The battlefield of 11 March was divided into three distinct parts. The first is the Alter Berg and its immediate surroundings, the second was the small plain between the Alter Berg and Nagyszeben, and the third was the city itself.

Nagycsűr was built in the Krummbach stream's valley. On its southern side, Alter Berg rose more than 100 meters above the village, and the slope towards Nagyszeben was covered with vineyards. The rest of the hill was barren. The plain at the southern foothills, interspersed with small willows and serving mainly as a pasture, in addition to several waterways, was crisscrossed by draining ditches in all directions, which were hindering, in particular, the rapid movement of cavalry and artillery.

On the afternoon of March 10, the Austrian troops retreating from Medgyes brought the alarming news of Bem's approach. The leader of the Russian troops at Nagyszeben, Colonel Grigory Skariatin, at 5 p.m. that afternoon, launched a battalion and two cannons each at Szelindek and Vízakna, not being sure of the direction of Bem's attack. At the same time, he ordered his troops stationed at Nagytalmács to come to Nagyszeben, and they arrived during the night.
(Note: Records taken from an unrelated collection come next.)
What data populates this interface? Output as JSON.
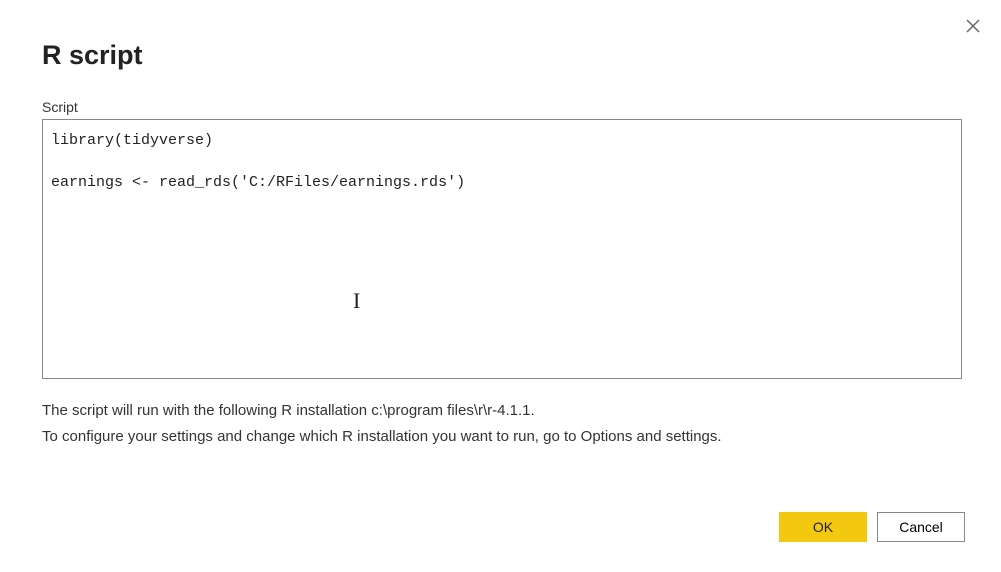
{
  "dialog": {
    "title": "R script",
    "script_label": "Script",
    "script_value": "library(tidyverse)\n\nearnings <- read_rds('C:/RFiles/earnings.rds')",
    "info_line1": "The script will run with the following R installation c:\\program files\\r\\r-4.1.1.",
    "info_line2": "To configure your settings and change which R installation you want to run, go to Options and settings."
  },
  "buttons": {
    "ok": "OK",
    "cancel": "Cancel"
  }
}
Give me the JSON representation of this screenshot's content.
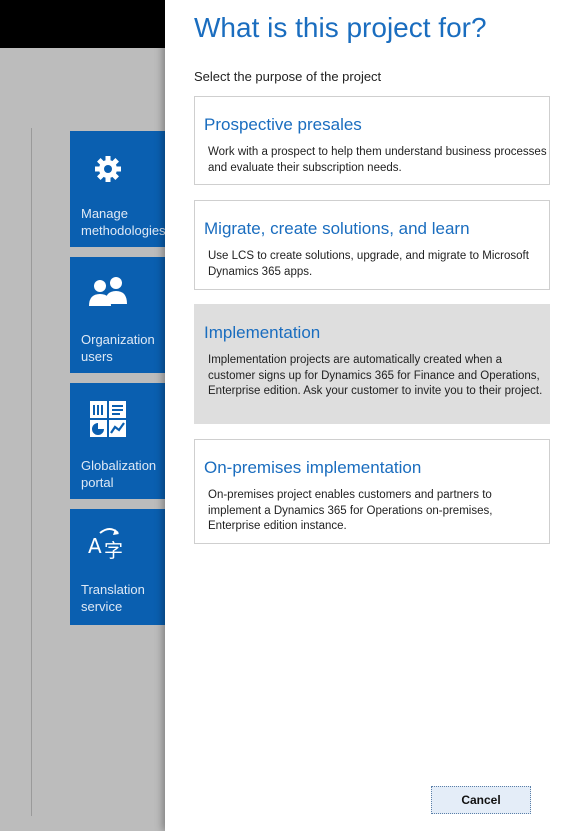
{
  "background": {
    "tiles": [
      {
        "label": "Manage\nmethodologies",
        "icon": "gear-icon"
      },
      {
        "label": "Organization\nusers",
        "icon": "users-icon"
      },
      {
        "label": "Globalization\nportal",
        "icon": "dashboard-grid-icon"
      },
      {
        "label": "Translation\nservice",
        "icon": "translate-icon"
      }
    ],
    "accent_color": "#0a5fb0"
  },
  "dialog": {
    "title": "What is this project for?",
    "subtitle": "Select the purpose of the project",
    "options": [
      {
        "title": "Prospective presales",
        "description": "Work with a prospect to help them understand business processes and evaluate their subscription needs.",
        "selected": false
      },
      {
        "title": "Migrate, create solutions, and learn",
        "description": "Use LCS to create solutions, upgrade, and migrate to Microsoft Dynamics 365 apps.",
        "selected": false
      },
      {
        "title": "Implementation",
        "description": "Implementation projects are automatically created when a customer signs up for Dynamics 365 for Finance and Operations, Enterprise edition. Ask your customer to invite you to their project.",
        "selected": true
      },
      {
        "title": "On-premises implementation",
        "description": "On-premises project enables customers and partners to implement a Dynamics 365 for Operations on-premises, Enterprise edition instance.",
        "selected": false
      }
    ],
    "cancel_label": "Cancel",
    "title_color": "#1a6dbf"
  }
}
On the 11th the Russian battalion sent to Szelindek withdrew from the Hungarians without a fight, and together with the battalion sent to Vízakna retreated towards Nagyszeben.

At the same time, Pfersmann urgently wrote to Puchner that the situation in Nagyszeben was indeed critical and that the city would not be able to resist Bem's army for long. He, therefore, asked for urgent help.

However, Lieutenant-General Pfersmann and Colonel Grigory Skariatin did not seem too worried about Bem's troops, and, somewhat overconfident, instead of remaining behind the city walls, they marched out in front of them, did not occupy the city defenses, nor did they use the artillery on the walls. This may have been due to the fact that the commanders of the forces defending Nagyszeben, hearing of Bem's defeat at Medgyes, believed that the disorganized units of the defeated army had arrived in front of the city, and they hoped to give them the coup de grâce.

The Hungarian army that arrived under Nagyszeben had covered 85 kilometers in 53 hours, so they could not be called well-rested by any meaning.

===Opposing forces===
Bem had around 4,500-4,700 soldiers, the total number of the army defending the city was around 6000.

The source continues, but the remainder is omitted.